Background: Vitamin K antagonists (VKA) are often used as oral anticoagulants in order to prevent thromboembolic diseases. In bone, vitamin K reduces bone resorption and functions as a cofactor in the posttranslational carboxylation of several bone proteins. Discrepant results have been reported on whether VKA affects bone mineral density and fracture risk.

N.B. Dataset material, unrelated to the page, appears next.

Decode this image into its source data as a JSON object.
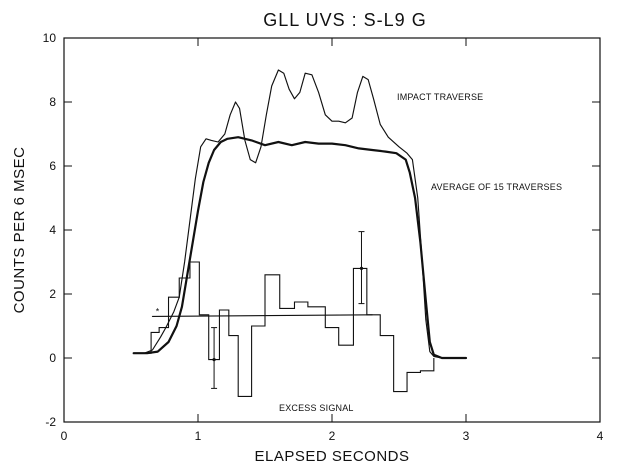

Aim: In a nationwide population-based pharmaco-epidemiological case-control study we assessed fracture risk in users of VKA.
Methods: We compared 124,655 cases that sustained a fracture during year 2000 with 373,962 age- and gender-matched controls. We used computerized registers to assess individual drug use and related these data to individual fracture data and information on confounders.
Results: VKA was used in 2.2% of the cases and in 1.6% of the controls (crude OR 1.34; 95% CI, 1.28-1.41). After confounder adjustment, current use of VKA was associated with an increased risk of any fracture (OR 1.10; 95%CI, 1.03-1.18). Fracture risk was not increased in former users. Dose-effect analysis showed that only those who had used a relatively low accumulated dose of VKA (less than 100 defined daily dosages) had an increased risk of any fracture (adj. OR 1.49; 95%CI, 1.31-1.69), as well as an increased risk of fractures at the hip (adj. OR 1.43; 95%CI, 1.09-1.87) and forearm (adj. OR 1.42; 95%CI, 1.02-1.97).
Conclusion: Current use of small, accumulated amounts of VKA is associated with an increased fracture risk. This may be due to circumstances related to the disease necessitating therapy as well as due to a pharmacological effect.